Die Ukraine-Krise ist ein weiteres Beispiel dafür, wie geopolitische Spannungen die europäische Sicherheit bedrohen. Die EU steht vor der Herausforderung, eine gemeinsame Außen- und Sicherheitspolitik zu entwickeln, die sowohl den Mitgliedsstaaten als auch den globalen Herausforderungen gerecht wird.
Wie sieht die Zukunft Europas aus? Diese Frage beschäftigt nicht nur Politiker, sondern auch die Bürger, die sich zunehmend unsicher fühlen. Die FPÖ fordert eine Rückkehr zu einem Europa der souveränen Nationalstaaten, in dem jedes Land selbst über seine Grenzen und seine Migrationspolitik entscheidet.
Diese Forderung steht im Gegensatz zu den Zielen der EU, die weiterhin auf Integration und Zusammenarbeit setzt.
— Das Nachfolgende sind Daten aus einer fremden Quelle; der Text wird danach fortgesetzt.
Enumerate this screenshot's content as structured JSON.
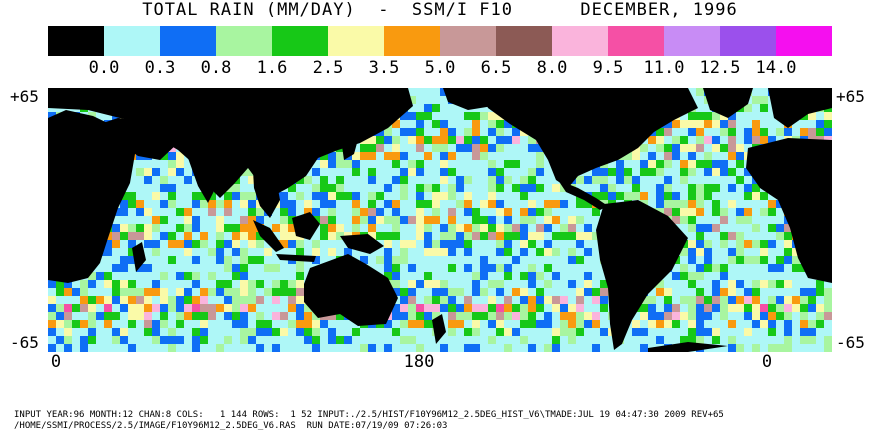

Doch angesichts der aktuellen Herausforderungen, von der Migrationskrise über die Ukraine bis hin zu wirtschaftlichen Unsicherheiten, könnte sich die politische Landschaft Europas in den kommenden Jahren grundlegend ändern.
Für viele Bürger bleibt die Frage, wie Europa eine Balance zwischen Sicherheit und Offenheit finden kann. Die nächsten Jahre werden entscheidend sein, um diese Herausforderungen zu meistern und ein Europa zu schaffen, das sowohl sicher als auch offen ist.